R.A. Taber: Can you, at this point in your research program, relate changes in cv. Florunner seed to changes in Spanish peanut cultivars after roasting? Authors: Changes in peanut microstructure after roasting appear to be related to size and shape of cotyledons. As size and shape of cotyledons vary among cultivars, we believe rates of thermal modification also will vary. Roasting studies of cultivars that are smaller than cv. Florunner (e.g., Spanish peanuts) are best for testing this hypothesis.
R.A. Taber: Do the temperatures reached during roasting impact on the cuticular waxes such that they enter the seed coat? Authors: Structural observations reveal that the .epidermis which contains the cuticular waxes becomes pitted and pockmarked during roasting. We have not yet done histochemical tests for waxes in the seed coats to determine if the waxes enter the seed coat after roasting.

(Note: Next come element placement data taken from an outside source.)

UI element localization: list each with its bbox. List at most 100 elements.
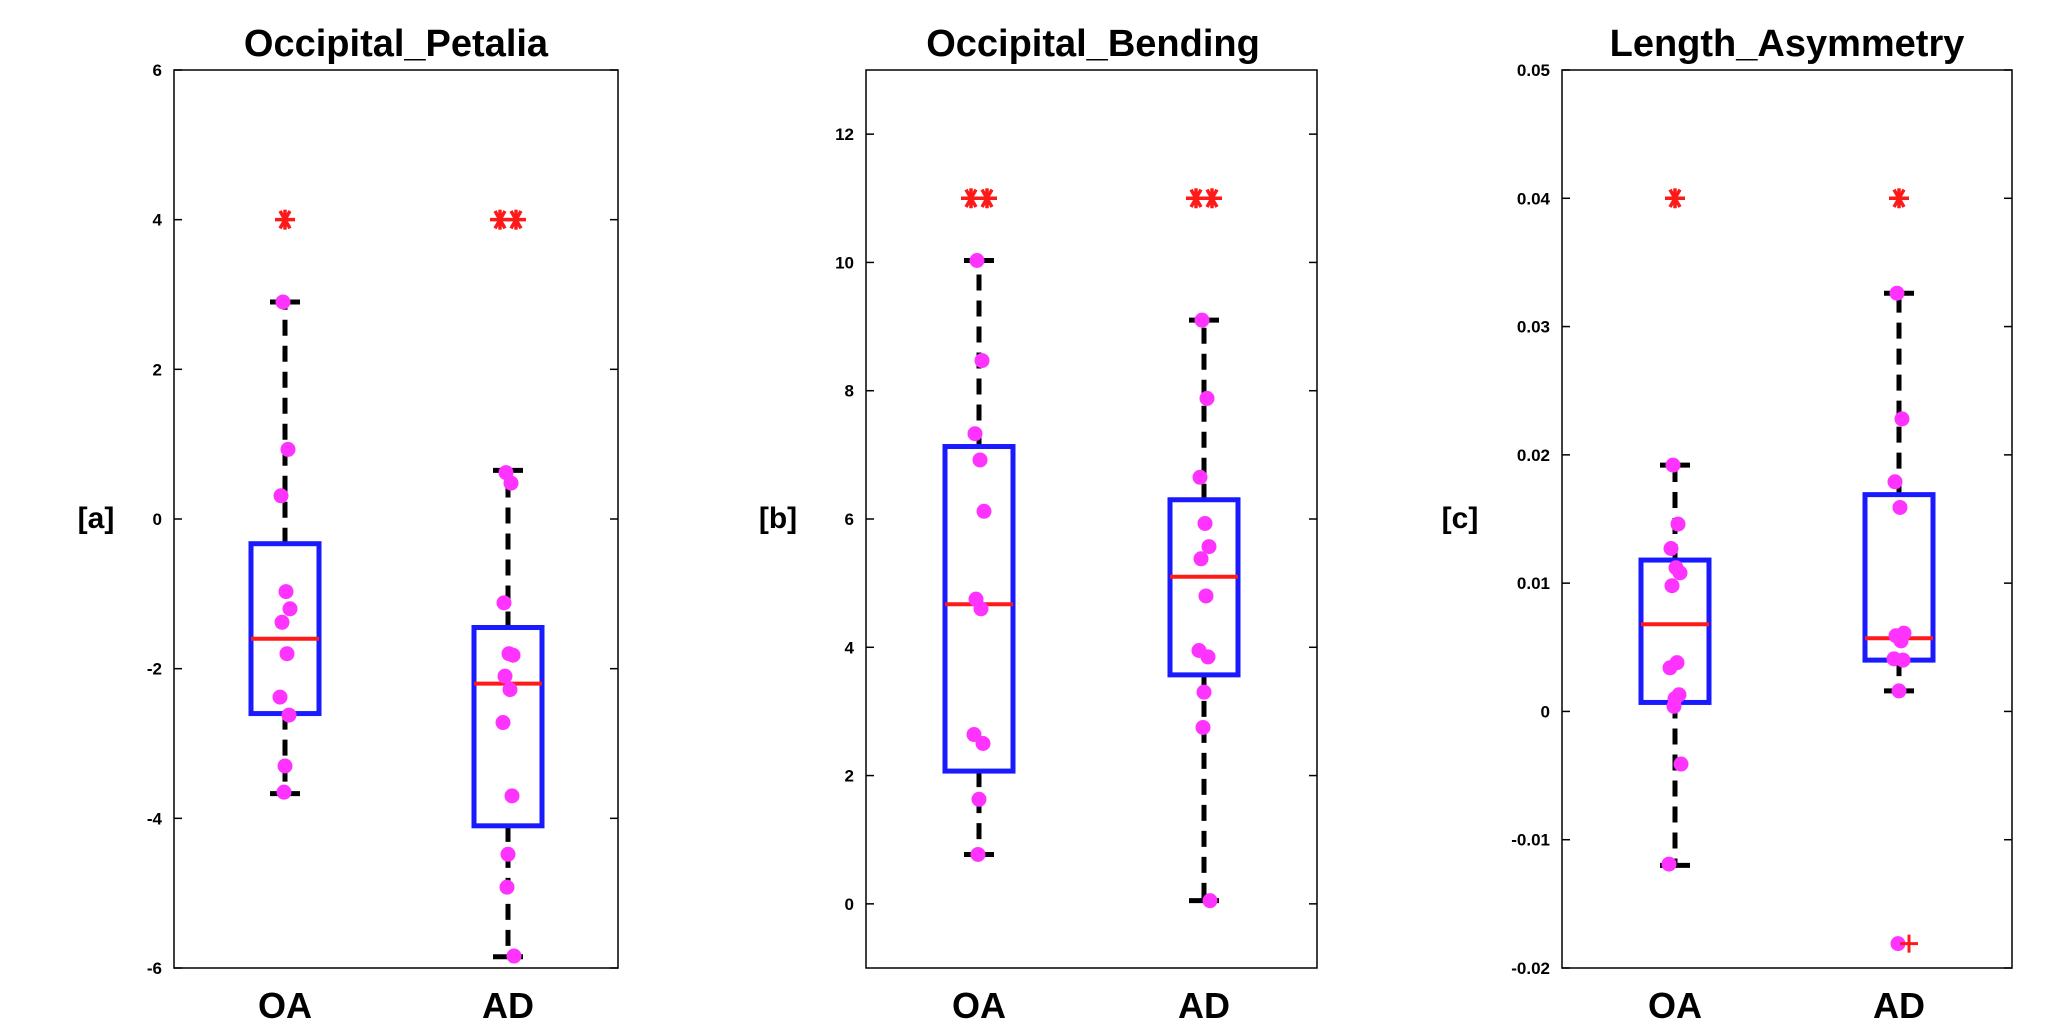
data-point xyxy=(1197,515,1213,531)
data-point xyxy=(972,452,988,468)
data-point xyxy=(279,646,295,662)
box-ad xyxy=(1167,497,1241,678)
y-tick-label: 0.02 xyxy=(1517,446,1550,465)
data-point xyxy=(502,682,518,698)
plot-area xyxy=(248,209,545,964)
data-point xyxy=(1199,390,1215,406)
y-tick-label: 2 xyxy=(845,767,854,786)
data-point xyxy=(504,788,520,804)
axes-frame xyxy=(865,69,1318,969)
plot-area xyxy=(942,188,1241,909)
x-tick-label-oa: OA xyxy=(258,985,312,1026)
chart-title: Length_Asymmetry xyxy=(1610,23,1965,65)
x-tick-label-oa: OA xyxy=(1648,985,1702,1026)
data-point xyxy=(277,758,293,774)
data-point xyxy=(1891,683,1907,699)
panel-occipital-petalia: Occipital_Petalia [a] -6 -4 -2 0 2 4 6 OA AD xyxy=(78,23,619,1026)
data-point xyxy=(1201,539,1217,555)
data-point xyxy=(496,595,512,611)
data-point xyxy=(967,426,983,442)
y-tick-label: -2 xyxy=(147,660,162,679)
data-point xyxy=(1889,285,1905,301)
data-point xyxy=(1673,756,1689,772)
box-ad xyxy=(471,625,545,829)
axes-frame xyxy=(173,69,619,969)
significance-star xyxy=(1202,188,1222,209)
y-tick-label: -4 xyxy=(147,809,163,828)
data-point xyxy=(1202,893,1218,909)
data-point xyxy=(497,668,513,684)
data-point xyxy=(275,294,291,310)
x-tick-label-ad: AD xyxy=(1873,985,1925,1026)
data-point xyxy=(1895,652,1911,668)
y-tick-label: 6 xyxy=(845,510,854,529)
data-point xyxy=(1662,660,1678,676)
y-axis-label: [a] xyxy=(78,502,115,535)
data-point xyxy=(976,503,992,519)
data-point xyxy=(503,475,519,491)
data-point xyxy=(276,784,292,800)
outlier-marker xyxy=(1900,934,1918,953)
y-tick-label: 0.05 xyxy=(1517,61,1550,80)
data-point xyxy=(1892,499,1908,515)
data-point xyxy=(1664,578,1680,594)
data-point xyxy=(1672,565,1688,581)
data-point xyxy=(505,647,521,663)
y-tick-label: -6 xyxy=(147,959,162,978)
chart-title: Occipital_Petalia xyxy=(244,23,549,65)
data-point xyxy=(272,689,288,705)
data-point xyxy=(970,846,986,862)
data-point xyxy=(1194,312,1210,328)
x-tick-label-ad: AD xyxy=(482,985,534,1026)
data-point xyxy=(1661,856,1677,872)
y-axis-label: [b] xyxy=(759,502,797,535)
significance-star xyxy=(1889,188,1909,209)
data-point xyxy=(274,614,290,630)
data-point xyxy=(278,584,294,600)
y-ticks: 0 2 4 6 8 10 12 xyxy=(835,125,1317,914)
data-point xyxy=(1663,541,1679,557)
x-tick-label-oa: OA xyxy=(952,985,1006,1026)
y-tick-label: -0.01 xyxy=(1511,831,1550,850)
significance-star xyxy=(1665,188,1685,209)
significance-star xyxy=(275,209,295,230)
significance-star xyxy=(977,188,997,209)
y-tick-label: 0.04 xyxy=(1517,189,1551,208)
y-tick-label: 0.03 xyxy=(1517,318,1550,337)
y-tick-label: 0.01 xyxy=(1517,574,1550,593)
data-point xyxy=(282,601,298,617)
y-axis-label: [c] xyxy=(1442,502,1479,535)
y-tick-label: 2 xyxy=(153,360,162,379)
y-tick-label: -0.02 xyxy=(1511,959,1550,978)
data-point xyxy=(500,846,516,862)
y-tick-label: 0 xyxy=(1541,702,1550,721)
data-point xyxy=(1193,551,1209,567)
data-point xyxy=(273,488,289,504)
y-tick-label: 8 xyxy=(845,382,854,401)
data-point xyxy=(280,441,296,457)
data-point xyxy=(1195,719,1211,735)
data-point xyxy=(1887,474,1903,490)
panel-length-asymmetry: Length_Asymmetry [c] -0.02 -0.01 0 0.01 0.02… xyxy=(1442,23,2013,1026)
data-point xyxy=(973,601,989,617)
data-point xyxy=(1666,698,1682,714)
box-oa xyxy=(942,444,1016,774)
y-ticks: -6 -4 -2 0 2 4 6 xyxy=(147,61,618,978)
y-ticks: -0.02 -0.01 0 0.01 0.02 0.03 0.04 0.05 xyxy=(1511,61,2012,978)
data-point xyxy=(281,707,297,723)
y-tick-label: 0 xyxy=(153,510,162,529)
data-point xyxy=(1670,516,1686,532)
data-point xyxy=(506,948,522,964)
data-point xyxy=(1192,469,1208,485)
data-point xyxy=(1894,411,1910,427)
y-tick-label: 0 xyxy=(845,895,854,914)
x-tick-label-ad: AD xyxy=(1178,985,1230,1026)
data-point xyxy=(1893,633,1909,649)
significance-star xyxy=(506,209,526,230)
data-point xyxy=(1200,649,1216,665)
data-point xyxy=(1196,684,1212,700)
panel-occipital-bending: Occipital_Bending [b] 0 2 4 6 8 10 12 OA AD xyxy=(759,23,1318,1026)
y-tick-label: 10 xyxy=(835,253,854,272)
data-point xyxy=(974,353,990,369)
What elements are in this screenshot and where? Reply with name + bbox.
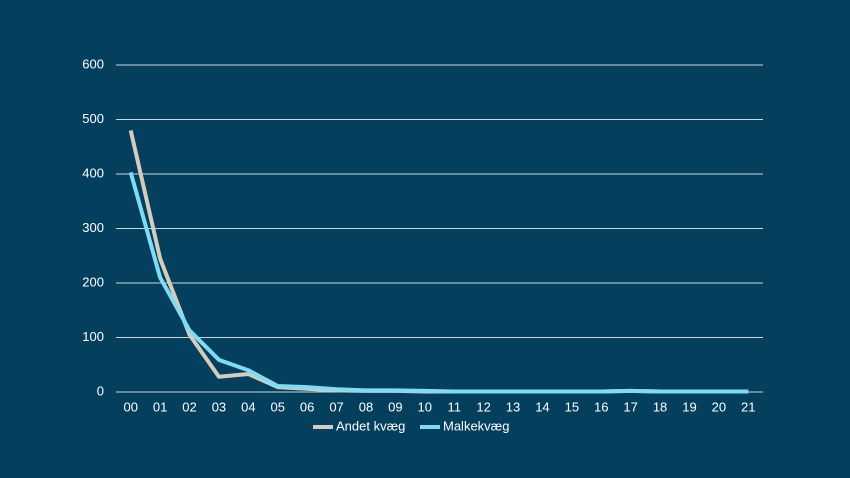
x-tick-label: 13: [506, 399, 520, 414]
x-tick-label: 20: [712, 399, 726, 414]
x-tick-label: 00: [123, 399, 137, 414]
x-tick-label: 18: [653, 399, 667, 414]
x-tick-label: 10: [418, 399, 432, 414]
x-tick-label: 16: [594, 399, 608, 414]
x-tick-label: 14: [535, 399, 549, 414]
series-line: [128, 171, 749, 394]
x-tick-label: 07: [329, 399, 343, 414]
x-tick-label: 15: [565, 399, 579, 414]
y-tick-label: 500: [82, 111, 104, 126]
x-tick-label: 04: [241, 399, 255, 414]
x-tick-label: 01: [153, 399, 167, 414]
y-tick-label: 0: [97, 383, 104, 398]
x-tick-label: 02: [182, 399, 196, 414]
legend-label: Andet kvæg: [336, 418, 405, 433]
x-tick-label: 19: [682, 399, 696, 414]
x-tick-label: 03: [212, 399, 226, 414]
x-tick-label: 06: [300, 399, 314, 414]
y-tick-label: 100: [82, 329, 104, 344]
x-tick-label: 09: [388, 399, 402, 414]
series-line: [128, 129, 749, 394]
x-tick-label: 12: [476, 399, 490, 414]
y-tick-label: 300: [82, 220, 104, 235]
legend-label: Malkekvæg: [443, 418, 509, 433]
x-tick-label: 05: [271, 399, 285, 414]
x-tick-label: 21: [741, 399, 755, 414]
y-tick-label: 400: [82, 165, 104, 180]
x-tick-label: 08: [359, 399, 373, 414]
y-tick-label: 600: [82, 56, 104, 71]
x-tick-label: 11: [447, 399, 461, 414]
y-tick-label: 200: [82, 274, 104, 289]
x-tick-label: 17: [623, 399, 637, 414]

R.A. Taber: Could SEM X-ray microanalysis provide some helpful additional information concerning differences in element distribution in treated and untreated seeds? Authors: Qualitative and quantitative elemental analysis using SEM should provide additional helpful information concerning the differences in treated and untreated seeds. However these methods have yet to be extensively applied in the studies of peanuts.
R.A. Taber: It would be helpful to have more detailed comparisons between effects on structures of roasted versus oil cooked peanuts. Authors: We have recently completed an investigation comparing the effects on structures of roasted and oil cooked peanut seeds and are currently working on the manuscript for publication.